Il cristianesimo venne quando Ebrei, Greci e Romani avevano persa la libertà e la felicità, e la speranza di riacquistarle nel mondo presente: esso venne quando la gioia del vivere, propria dell'antichità primitiva, che ebbe il suo apogeo in Grecia, fu distrutta dalla riflessione e dalla pratica dolorosa della vita, facendo luogo alla noia del vivere, alle disillusioni recate dalle continue sciagure, a quel dolore universale delle cose che rendeva l'esistenza inesplicabile ed intollerabile eziandio, e forse soprattutto, perché con la coltura era cresciuto anche il sentimento della intollerabilità dei mali che affliggevano gli uomini ed i popoli. «Se non che - per servirci delle parole di Gaetano Negri, l'impareggiabile filosofo artista - non potendo l'uomo rinunziare alla felicità, egli non ha che un modo di uscire dalla sua miseranda condizione, ed è quello di trasportarla, la sua felicità, dalla vita terrena a una vita trascendentale; ammettere la sciagura nel mondo presente; ma distruggerla, direi quasi, con la speranza della felicità nel mondo futuro. Fu questa precisamente la dottrina del cristianesimo»(305).
La scienza sperimentale non era ancor nata, e l'umanità sofferente non aveva allora altro rimedio contro i mali di questa vita, fuor che le speranze d'oltre tomba.

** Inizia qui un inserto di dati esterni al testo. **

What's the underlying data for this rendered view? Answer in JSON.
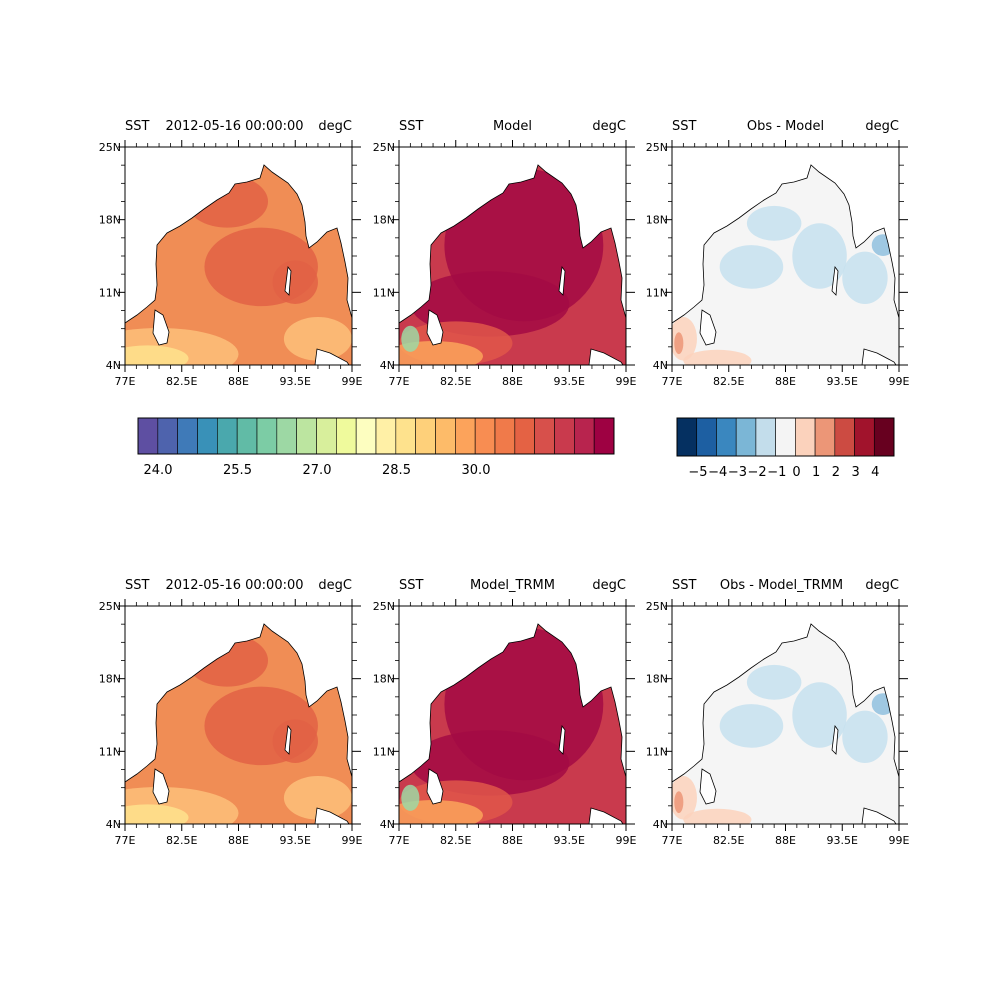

Fu dunque, il cristianesimo, una dottrina nata dalla decadenza, e fu, conseguentemente, la religione della decadenza(306).
Vediamo, difatti.
La sorte del popolo ebreo, continuamente sbattuto fra una dominazione e l'altra, e deluso alfine nelle sue speranze di un ritorno dei tempi felici e della gloria, aveva di lunga mano preparato quella letteratura del dolore, che doveva consolare gli umili e gli afflitti, e servire di leva potente per la formazione e la diffusione di quello che fu poi chiamato il cristianesimo.